Assuming your first TV is connected via HDMI, you could do what I did. I connected the second TV via the component outputs (red, green, blue). The only thing is that both TV's have to watch the same programming. If you want independent programming on both TV's, then you are already connected correctly and have no HD on the second TV (not sure as I've always been in single mode).


----------



## BattleZone (Nov 13, 2007)

To put it more clearly, on a Duo HD receiver, only the TV1 outputs are HD-capable. The TV2 feed is SD-only, though it will down-convert the HD feeds so that you can watch the content on the HD-only channels.

If you want HD on your 2nd TV, you have 2 choices:

- Get a second HD receiver, or

- Connect the second TV to the unused TV1 outputs on the 622.

With the first option, you'll have independent control of everything. With the second option, you're stuck watching the same thing on both TVs, but obviously there are no additional fees.

There's no practical way to send HD over coax (it would need to be encrypted due to contracts with the providers, and TV tuners don't support that), and it isn't practical to try to make HD connections to remote TV2s for many/most installs.

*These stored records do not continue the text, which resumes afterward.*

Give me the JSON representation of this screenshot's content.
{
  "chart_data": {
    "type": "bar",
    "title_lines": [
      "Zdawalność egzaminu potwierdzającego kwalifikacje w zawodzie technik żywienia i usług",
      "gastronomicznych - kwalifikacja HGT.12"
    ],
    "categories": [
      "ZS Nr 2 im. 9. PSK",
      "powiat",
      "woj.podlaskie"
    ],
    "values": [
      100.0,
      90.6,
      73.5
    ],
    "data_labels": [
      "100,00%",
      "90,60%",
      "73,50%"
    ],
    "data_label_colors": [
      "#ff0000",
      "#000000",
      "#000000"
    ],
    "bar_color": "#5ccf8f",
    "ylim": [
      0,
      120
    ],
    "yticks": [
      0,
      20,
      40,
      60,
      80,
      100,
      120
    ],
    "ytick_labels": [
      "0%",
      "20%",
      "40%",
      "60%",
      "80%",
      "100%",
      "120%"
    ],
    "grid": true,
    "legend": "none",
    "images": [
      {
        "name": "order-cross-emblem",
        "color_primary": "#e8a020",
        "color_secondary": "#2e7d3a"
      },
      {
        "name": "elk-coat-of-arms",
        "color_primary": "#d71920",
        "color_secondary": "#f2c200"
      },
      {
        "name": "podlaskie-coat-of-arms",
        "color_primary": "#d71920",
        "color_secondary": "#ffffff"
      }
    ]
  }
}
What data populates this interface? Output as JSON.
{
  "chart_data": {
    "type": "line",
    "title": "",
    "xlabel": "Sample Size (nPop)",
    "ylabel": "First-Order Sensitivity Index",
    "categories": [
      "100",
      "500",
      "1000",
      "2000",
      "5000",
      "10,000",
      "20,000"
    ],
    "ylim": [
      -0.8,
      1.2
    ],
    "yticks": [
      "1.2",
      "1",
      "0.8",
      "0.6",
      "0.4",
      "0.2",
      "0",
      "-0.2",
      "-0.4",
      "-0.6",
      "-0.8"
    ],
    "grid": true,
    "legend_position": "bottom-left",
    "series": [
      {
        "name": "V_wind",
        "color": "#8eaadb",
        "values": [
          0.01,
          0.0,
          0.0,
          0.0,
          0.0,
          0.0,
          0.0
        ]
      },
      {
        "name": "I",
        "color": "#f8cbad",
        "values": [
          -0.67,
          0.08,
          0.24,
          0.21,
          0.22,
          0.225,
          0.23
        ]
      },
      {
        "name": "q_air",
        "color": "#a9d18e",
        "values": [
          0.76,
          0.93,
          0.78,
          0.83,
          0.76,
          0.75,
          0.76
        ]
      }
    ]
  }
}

The only Dish receiver that will be able to output HD to the TV2 feed is the 922, and that will require the yet-to-be-released Multi-Room Extender (i.e., an HD version of the SlingCatcher) at the TV2, with a robust Ethernet connection between them.


----------



## travis321 (Apr 20, 2010)

Thanks, y'all for the help. I'm same as certain that there are receivers similar to mine on auction and for sale sites? If I were to purchase the second HD receiver is there a fee with Dish? Thanks again!


----------



## Stewart Vernon (Jan 7, 2005)

Regardless of whether you own or lease your 2nd receiver, you will have to call Dish and activate it for programming... and there will be an additional receiver fee.


----------



## BattleZone (Nov 13, 2007)

An additional HD-Duo-DVR will add $17/month to your bill.


----------



## mikeyjf (Dec 4, 2007)

You could do what I did, I split the hdmi output and ran a second hdmi cable into wall jacks from monoprice and then out the other side of the wall wo a seconf tv, worked like a charm!


----------